Today's post takes a didactic turn. Yours truly is spending more time in Special Collections, helping to mind the store while the Real Librarian for SJSU Special Collections is enjoying a much deserved sabbatical this semester. Besides learning more about how Special Collections function, I am also learning about the collections themselves.
Tomorrow I will be meeting with some Journalism students who will be studying how ideas have spiraled through American periodicals. So, what better way to prepare this discussion then some hands-on time with periodicals themselves.
Well, that part was pretty fun, and I'm going to write about that presently, but you didn't think I'd really go much further without talking about subject headings, did you?
If you thought subject headings were tricky for books, well just wait 'til you see what LCSH has in store for periodicals! Of course, most periodicals would be searched by indexes, once in print, now digital, with the assumption being you wanted to search for specific pieces of information within a body of periodicals. The Library Catalog does not search the contents of periodicals, it simply tell you if the library owns or has access to a periodical. With me so far?
Library catalog records for periodicals are also tricky because journals change names, change publishers, come in different formats...enough changes to make one just want to run amuck in the AP2 section of the library.
Let's start with the subject headings for Harper's New Monthly Magazine:
Social sciences -- Periodicals.
Humanities -- Periodicals.
Now, if you are playing along at home, try those headings in your catalog. What kind of results do you get? All kinds, right?
The playing field can be narrowed somewhat once you get into slimmer categories than "humanities" or "social sciences". For example:
Archaeology -- Periodicals.
Art -- Periodicals.
Or maybe even chemistry--periodicals
All of the records for the titles associated with that type of subject heading should list periodical titles the library owns or has access to, listing the years/volumes owned. (Remembering that if one wanted to search the contents of those subject periodicals, you are better served by beasties like Art Index, Social Sciences Full Text, or Chemical Abstracts).
So, as it is probably clear to you by now, LCSH isn't really designed for periodicals. (Periodical indexes should theoretically have their OWN thesauri, such as those available in databases like PsychInfo and ERIC, and such as those that are non-existent and their publishers really should get it together redacted redacted redacted.) So, what is a researcher who wants to know the names and histories of major American periodicals to do?
First of all, don't panic.
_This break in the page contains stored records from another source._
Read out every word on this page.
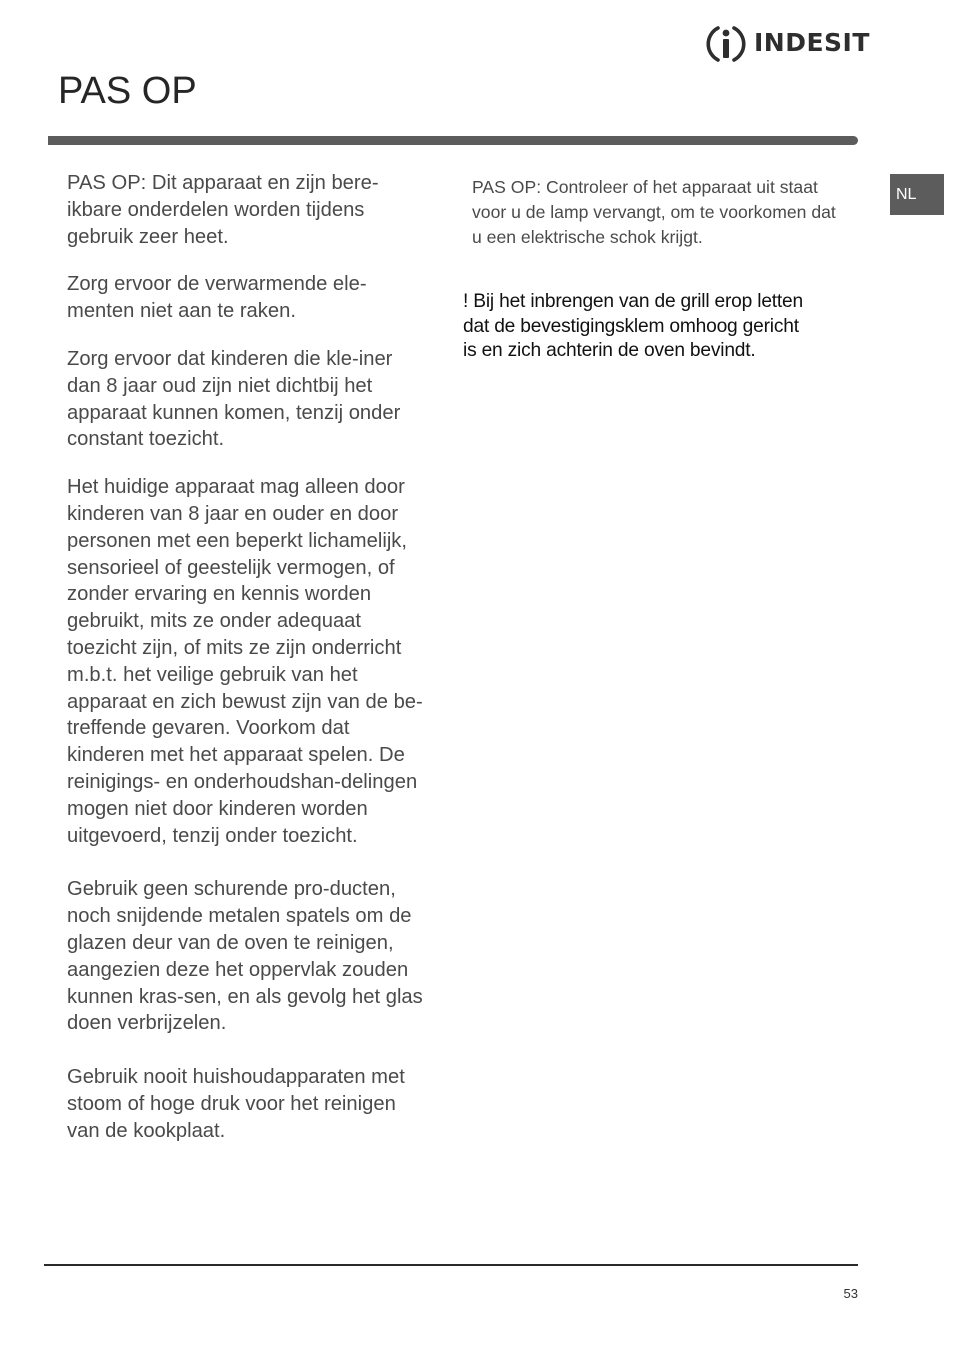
INDESIT
PAS OP
NL

PAS OP: Dit apparaat en zijn bere-ikbare onderdelen worden tijdens gebruik zeer heet.

Zorg ervoor de verwarmende ele-menten niet aan te raken.

Zorg ervoor dat kinderen die kle-iner dan 8 jaar oud zijn niet dichtbij het apparaat kunnen komen, tenzij onder constant toezicht.

Het huidige apparaat mag alleen door kinderen van 8 jaar en ouder en door personen met een beperkt lichamelijk, sensorieel of geestelijk vermogen, of zonder ervaring en kennis worden gebruikt, mits ze onder adequaat toezicht zijn, of mits ze zijn onderricht m.b.t. het veilige gebruik van het apparaat en zich bewust zijn van de be-treffende gevaren. Voorkom dat kinderen met het apparaat spelen. De reinigings- en onderhoudshan-delingen mogen niet door kinderen worden uitgevoerd, tenzij onder toezicht.

Gebruik geen schurende pro-ducten, noch snijdende metalen spatels om de glazen deur van de oven te reinigen, aangezien deze het oppervlak zouden kunnen kras-sen, en als gevolg het glas doen verbrijzelen.

Gebruik nooit huishoudapparaten met stoom of hoge druk voor het reinigen van de kookplaat.

PAS OP: Controleer of het apparaat uit staat voor u de lamp vervangt, om te voorkomen dat u een elektrische schok krijgt.

! Bij het inbrengen van de grill erop letten dat de bevestigingsklem omhoog gericht is en zich achterin de oven bevindt.

53
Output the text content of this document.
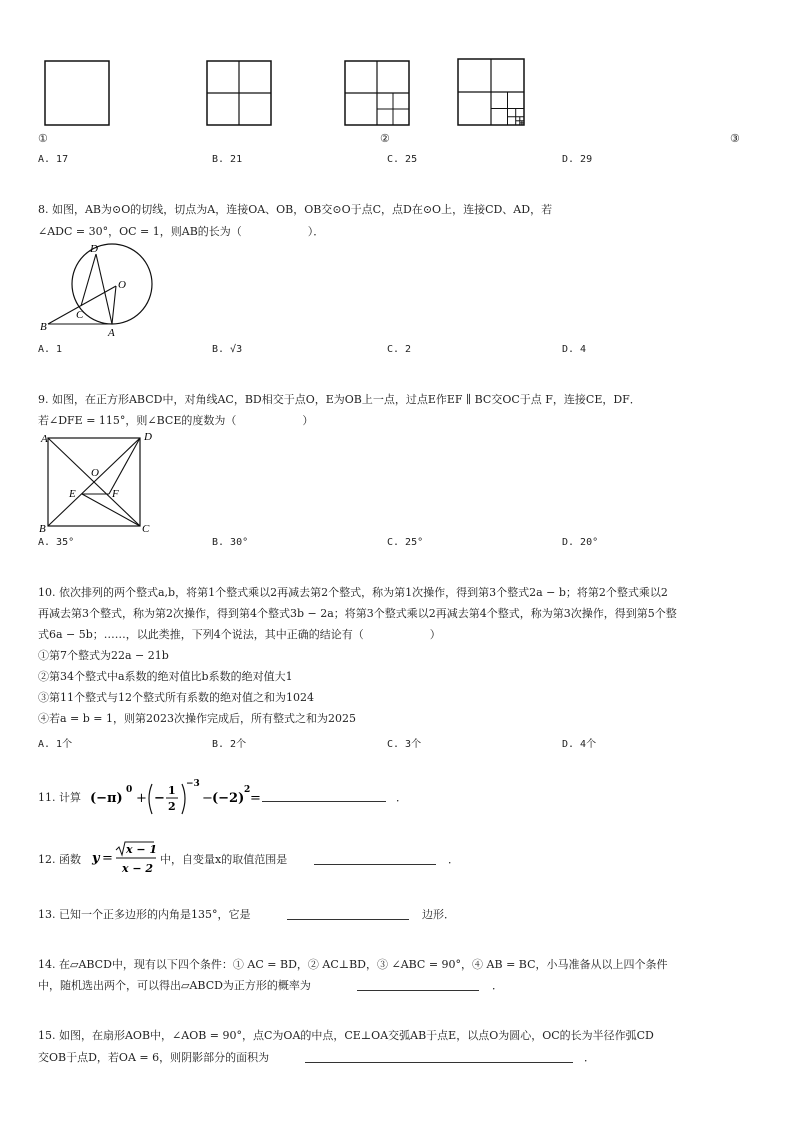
①	②	③
A. 17	B. 21	C. 25	D. 29
8. 如图，AB为⊙O的切线，切点为A，连接OA、OB，OB交⊙O于点C，点D在⊙O上，连接CD、AD，若
∠ADC = 30°，OC = 1，则AB的长为（　　　　　　）．
D
O
C
B	A
A. 1	B. √3	C. 2	D. 4
9. 如图，在正方形ABCD中，对角线AC，BD相交于点O，E为OB上一点，过点E作EF ∥ BC交OC于点 F，连接CE，DF．
若∠DFE = 115°，则∠BCE的度数为（　　　　　　）
A	D
O
E	F
B	C
A. 35°	B. 30°	C. 25°	D. 20°
10. 依次排列的两个整式a,b，将第1个整式乘以2再减去第2个整式，称为第1次操作，得到第3个整式2a − b；将第2个整式乘以2
再减去第3个整式，称为第2次操作，得到第4个整式3b − 2a；将第3个整式乘以2再减去第4个整式，称为第3次操作，得到第5个整
式6a − 5b；……，以此类推，下列4个说法，其中正确的结论有（　　　　　　）
①第7个整式为22a − 21b
②第34个整式中a系数的绝对值比b系数的绝对值大1
③第11个整式与12个整式所有系数的绝对值之和为1024
④若a = b = 1，则第2023次操作完成后，所有整式之和为2025
A. 1个	B. 2个	C. 3个	D. 4个
11. 计算 (−π)
0
+ −
1
2
−3
− (−2)
2
=	．
12. 函数 y =
x − 1
x − 2
中，自变量x的取值范围是	．
13. 已知一个正多边形的内角是135°，它是	边形．
14. 在▱ABCD中，现有以下四个条件：① AC = BD，② AC⊥BD，③ ∠ABC = 90°，④ AB = BC，小马准备从以上四个条件
中，随机选出两个，可以得出▱ABCD为正方形的概率为	．
15. 如图，在扇形AOB中，∠AOB = 90°，点C为OA的中点，CE⊥OA交弧AB于点E，以点O为圆心，OC的长为半径作弧CD
交OB于点D，若OA = 6，则阴影部分的面积为	．
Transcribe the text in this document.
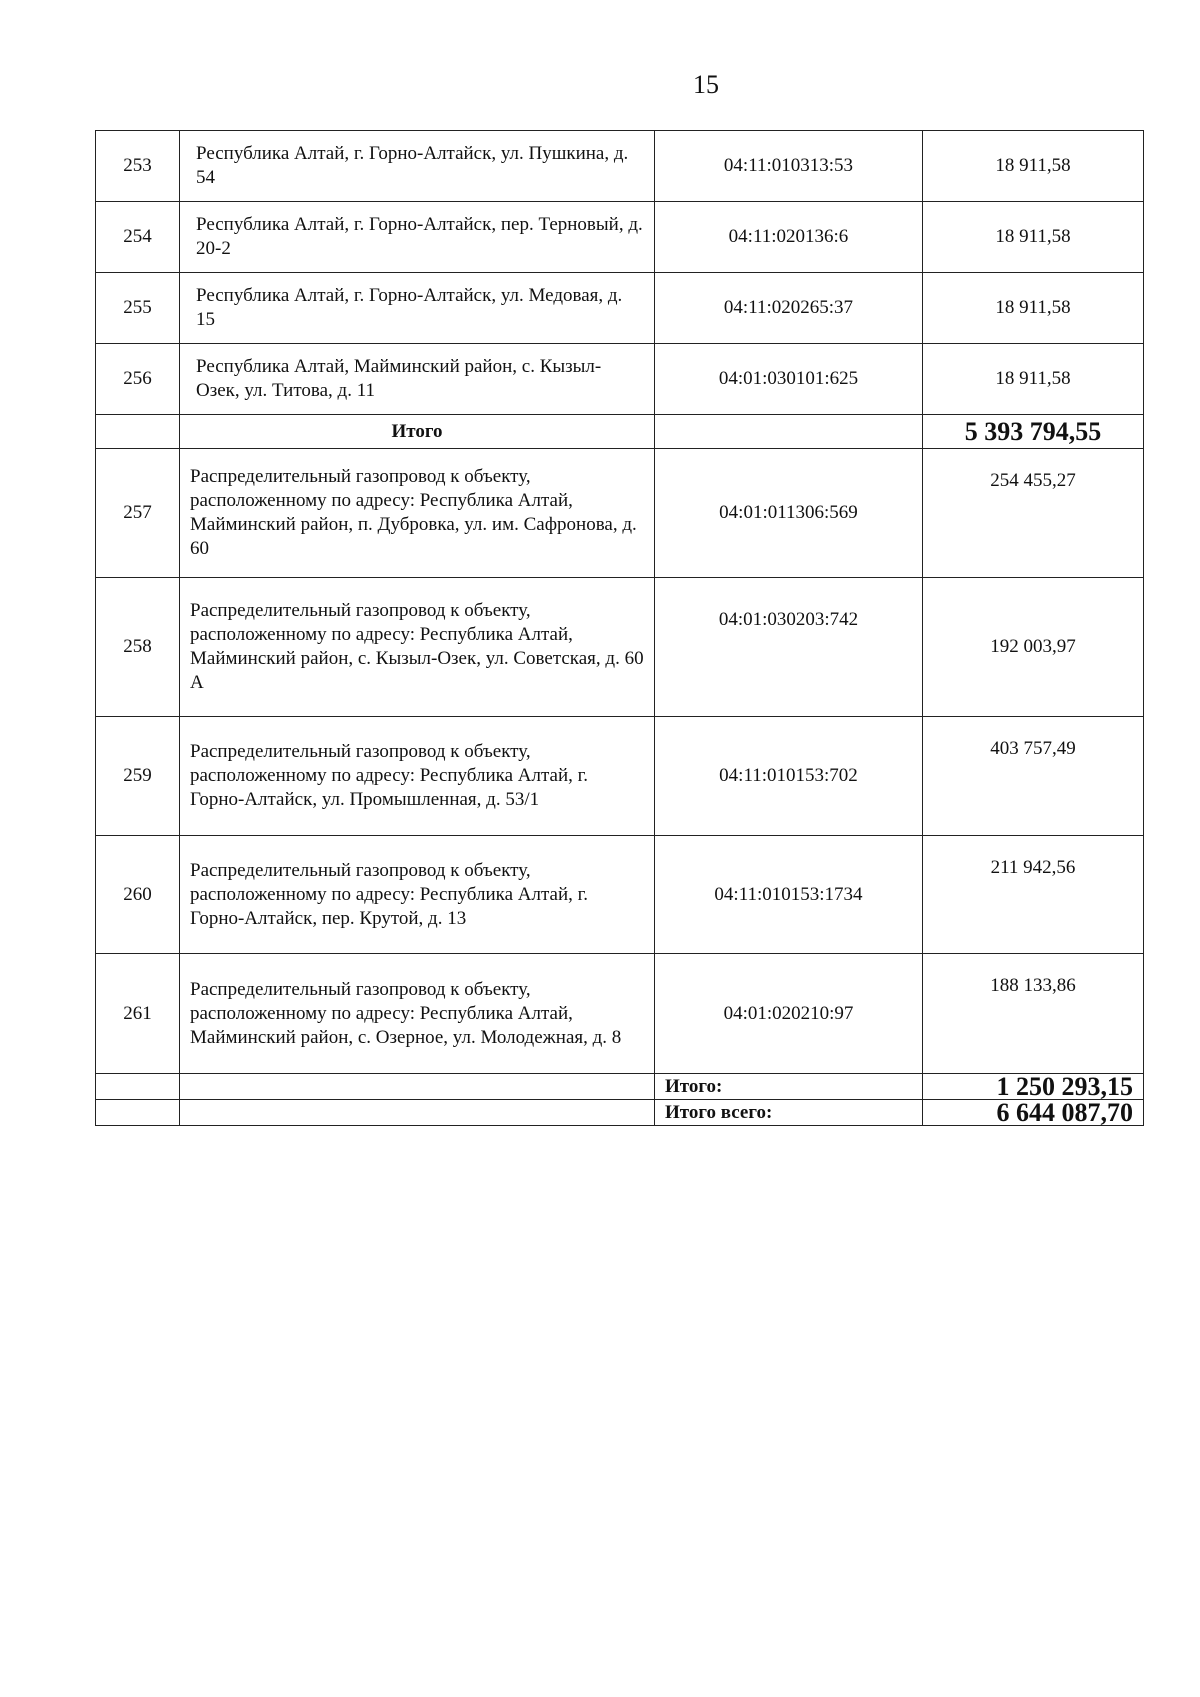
15
253	Республика Алтай, г. Горно-Алтайск, ул. Пушкина, д. 54	04:11:010313:53	18 911,58
254	Республика Алтай, г. Горно-Алтайск, пер. Терновый, д. 20-2	04:11:020136:6	18 911,58
255	Республика Алтай, г. Горно-Алтайск, ул. Медовая, д. 15	04:11:020265:37	18 911,58
256	Республика Алтай, Майминский район, с. Кызыл-Озек, ул. Титова, д. 11	04:01:030101:625	18 911,58
	Итого		5 393 794,55
257	Распределительный газопровод к объекту, расположенному по адресу: Республика Алтай, Майминский район, п. Дубровка, ул. им. Сафронова, д. 60	04:01:011306:569	254 455,27
258	Распределительный газопровод к объекту, расположенному по адресу: Республика Алтай, Майминский район, с. Кызыл-Озек, ул. Советская, д. 60 А	04:01:030203:742	192 003,97
259	Распределительный газопровод к объекту, расположенному по адресу: Республика Алтай, г. Горно-Алтайск, ул. Промышленная, д. 53/1	04:11:010153:702	403 757,49
260	Распределительный газопровод к объекту, расположенному по адресу: Республика Алтай, г. Горно-Алтайск, пер. Крутой, д. 13	04:11:010153:1734	211 942,56
261	Распределительный газопровод к объекту, расположенному по адресу: Республика Алтай, Майминский район, с. Озерное, ул. Молодежная, д. 8	04:01:020210:97	188 133,86
		Итого:	1 250 293,15
		Итого всего:	6 644 087,70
I'm going to introduce you to a simply amazing reference source, A history of American magazines, 1741-1930.Mott, Frank Luther. Belknap Press of Harvard University Press, c1958-1968. Five volumes! [v. 1.] 1741-1850.--v. 2. 1850-1865.--v. 3. 1865-1885.--v. 4. 1885-1905.--v. 5. Sketches of 21 magazines, 1905-1930.
Hopefully you are lucky enough to be near a library which will offer you a print copy. However, it also available online through the Hathi Trust as an e-book. However you can get your hands on Mott's 5 volumes of American periodicals, do it.
In the past, I might have been suspected of waxing overly enthusiastic about reference sources. In this case, I have a solid credential to wave in front of you: Volumes II and III won the Pulitzer prize for history in 1939. Yes, it's that good.
Periodicals, solid they may seem on the shelf, are material witnesses from the past. Or as they say in archives, primary sources. The day may come when we are only able or permitted to view them in a reproduced form, either digital scans or future incarnations. But tomorrow, I will pull a selection of titles for twelve students, and together we'll get well acquainted with the 19th Century.